Rodzina: Tak właściwie... Wszystko, co żyje na terenach Watahy Smoczego Ostrza, jest jego rodziną. Możecie w to nie uwierzyć, ale tutaj wychowywał się przez większość czasu. Cóż... Wszystkie tereny mają swoje tajemnice i sekrety... Przywiązanie do tego miejsca wynika nie tylko z wychowania, ale również z polecenia ojca. Pierwszy basior WSO, ktoś kojarzy? Nie... Rodziciel Valkoinena nazywał się Lavi, a oprócz niego wyróżniał jeszcze dziadka Botana oraz siostrę Internę.

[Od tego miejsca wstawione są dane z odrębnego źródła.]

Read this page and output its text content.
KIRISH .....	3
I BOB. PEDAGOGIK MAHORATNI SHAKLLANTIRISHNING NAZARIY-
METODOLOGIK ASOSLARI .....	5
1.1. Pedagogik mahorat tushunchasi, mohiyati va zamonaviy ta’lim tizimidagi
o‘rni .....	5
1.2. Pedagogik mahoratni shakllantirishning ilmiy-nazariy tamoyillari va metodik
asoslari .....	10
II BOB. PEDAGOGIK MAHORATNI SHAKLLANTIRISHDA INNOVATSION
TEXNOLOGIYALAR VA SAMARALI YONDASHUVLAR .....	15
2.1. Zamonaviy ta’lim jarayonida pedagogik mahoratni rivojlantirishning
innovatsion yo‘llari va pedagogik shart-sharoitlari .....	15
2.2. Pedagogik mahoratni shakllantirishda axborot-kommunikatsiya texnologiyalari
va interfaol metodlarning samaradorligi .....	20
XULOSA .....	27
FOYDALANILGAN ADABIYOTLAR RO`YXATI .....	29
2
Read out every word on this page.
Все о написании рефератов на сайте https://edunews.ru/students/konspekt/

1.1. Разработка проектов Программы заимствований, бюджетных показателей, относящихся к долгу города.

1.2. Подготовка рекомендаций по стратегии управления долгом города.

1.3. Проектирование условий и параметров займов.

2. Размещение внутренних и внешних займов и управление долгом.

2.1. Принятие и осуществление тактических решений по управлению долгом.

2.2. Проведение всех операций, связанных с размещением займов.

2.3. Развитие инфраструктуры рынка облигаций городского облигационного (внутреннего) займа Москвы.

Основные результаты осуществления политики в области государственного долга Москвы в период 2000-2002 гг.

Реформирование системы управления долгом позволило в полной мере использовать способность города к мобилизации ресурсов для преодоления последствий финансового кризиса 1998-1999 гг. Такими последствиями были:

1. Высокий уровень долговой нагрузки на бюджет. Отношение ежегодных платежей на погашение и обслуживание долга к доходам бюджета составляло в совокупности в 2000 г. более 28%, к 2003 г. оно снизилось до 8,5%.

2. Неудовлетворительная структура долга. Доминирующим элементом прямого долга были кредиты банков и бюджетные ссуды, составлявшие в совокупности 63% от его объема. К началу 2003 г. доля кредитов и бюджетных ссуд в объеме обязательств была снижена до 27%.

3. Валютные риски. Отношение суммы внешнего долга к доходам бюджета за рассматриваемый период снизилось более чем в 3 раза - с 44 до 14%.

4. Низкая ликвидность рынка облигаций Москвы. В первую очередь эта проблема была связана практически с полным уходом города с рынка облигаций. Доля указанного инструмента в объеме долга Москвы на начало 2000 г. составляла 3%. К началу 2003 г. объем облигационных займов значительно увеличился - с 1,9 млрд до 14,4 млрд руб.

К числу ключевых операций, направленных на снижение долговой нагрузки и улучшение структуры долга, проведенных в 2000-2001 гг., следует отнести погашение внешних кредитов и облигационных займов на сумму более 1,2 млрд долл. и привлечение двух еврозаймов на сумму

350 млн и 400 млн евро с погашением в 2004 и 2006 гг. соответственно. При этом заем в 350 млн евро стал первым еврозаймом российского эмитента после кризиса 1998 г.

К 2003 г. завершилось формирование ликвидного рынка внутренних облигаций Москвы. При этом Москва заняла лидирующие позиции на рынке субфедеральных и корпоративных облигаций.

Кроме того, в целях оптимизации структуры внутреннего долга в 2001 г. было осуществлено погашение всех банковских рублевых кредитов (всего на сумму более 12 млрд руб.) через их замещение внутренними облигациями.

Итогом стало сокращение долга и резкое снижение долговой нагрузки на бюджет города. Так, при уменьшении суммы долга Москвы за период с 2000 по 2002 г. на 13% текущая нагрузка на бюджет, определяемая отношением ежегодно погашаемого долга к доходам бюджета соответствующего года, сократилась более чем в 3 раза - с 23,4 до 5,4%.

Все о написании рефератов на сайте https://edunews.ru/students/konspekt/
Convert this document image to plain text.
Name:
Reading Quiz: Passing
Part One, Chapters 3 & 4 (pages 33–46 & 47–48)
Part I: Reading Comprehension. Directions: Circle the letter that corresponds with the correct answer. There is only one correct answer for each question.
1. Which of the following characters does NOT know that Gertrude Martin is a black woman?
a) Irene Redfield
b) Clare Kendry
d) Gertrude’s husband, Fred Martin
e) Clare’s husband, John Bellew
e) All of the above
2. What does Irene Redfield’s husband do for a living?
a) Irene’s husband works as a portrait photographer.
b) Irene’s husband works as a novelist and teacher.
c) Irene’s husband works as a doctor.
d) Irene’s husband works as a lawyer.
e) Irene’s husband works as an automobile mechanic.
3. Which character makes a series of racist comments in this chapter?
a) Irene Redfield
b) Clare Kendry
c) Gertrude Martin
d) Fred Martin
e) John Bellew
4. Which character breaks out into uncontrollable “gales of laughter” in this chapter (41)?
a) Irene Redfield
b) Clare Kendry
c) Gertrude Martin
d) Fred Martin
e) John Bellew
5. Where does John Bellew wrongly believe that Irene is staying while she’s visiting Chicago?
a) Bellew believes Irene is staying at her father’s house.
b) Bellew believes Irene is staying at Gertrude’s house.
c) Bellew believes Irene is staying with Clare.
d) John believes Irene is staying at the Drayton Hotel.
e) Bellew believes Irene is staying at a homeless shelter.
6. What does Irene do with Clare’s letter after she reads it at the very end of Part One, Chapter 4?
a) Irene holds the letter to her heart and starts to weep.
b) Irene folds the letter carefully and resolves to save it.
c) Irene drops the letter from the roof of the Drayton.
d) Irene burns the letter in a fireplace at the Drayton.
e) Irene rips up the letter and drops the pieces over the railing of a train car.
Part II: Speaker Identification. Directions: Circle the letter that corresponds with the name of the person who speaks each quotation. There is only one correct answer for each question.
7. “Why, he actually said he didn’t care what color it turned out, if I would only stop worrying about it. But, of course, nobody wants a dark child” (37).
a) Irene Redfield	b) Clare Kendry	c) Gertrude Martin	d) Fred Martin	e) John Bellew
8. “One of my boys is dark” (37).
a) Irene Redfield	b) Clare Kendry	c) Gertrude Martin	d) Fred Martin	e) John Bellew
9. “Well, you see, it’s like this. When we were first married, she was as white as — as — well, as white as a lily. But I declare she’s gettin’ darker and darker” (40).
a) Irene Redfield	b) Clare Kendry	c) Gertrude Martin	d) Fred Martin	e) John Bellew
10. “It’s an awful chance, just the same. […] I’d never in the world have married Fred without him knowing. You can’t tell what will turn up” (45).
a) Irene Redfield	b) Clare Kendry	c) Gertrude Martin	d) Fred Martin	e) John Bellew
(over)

Partnerka: Kocha wszystkich i dla każdego znajdzie się miejsce w jego serduszku. Kto wie? Może ktoś zdoła rozgościć się tak, że starczy miejsca tylko dla jednego osobnika.
Potomstwo: —
Historia: Urodzony w tutejszej jaskini, więc właściwie był tutaj od zawsze. Czasem zdarzyły się wyjątki w postaci eskapad po różnych zakątkach świata, w końcu musiał podróżować i spisywać to, co udało mu się dostrzec. Tworzył historię, nie dlatego, że chciał, ale musiał. Oczywiście było to dla niego przyjemność i rozrywka, ale cóż można powiedzieć innego, skoro od zawsze na nim to ciążyło. Przypatrywał się wielu wojnom, opisywał nie jeden pokój, był świadkiem niezliczonej ilości ceremonii, a jednak tak jego przeszłość przepełniona jest nudą. Nie ma też o czym się rozpisywać, dorastał w miarę przyzwoitych warunkach, a o wyrządzonych krzywdach stara się zapomnieć. No, prawie połowa życia już za nim.
Przedmioty: Diamentowa broszka przewieszona na białej chuście, która obwiązuje lewą łapę basiora.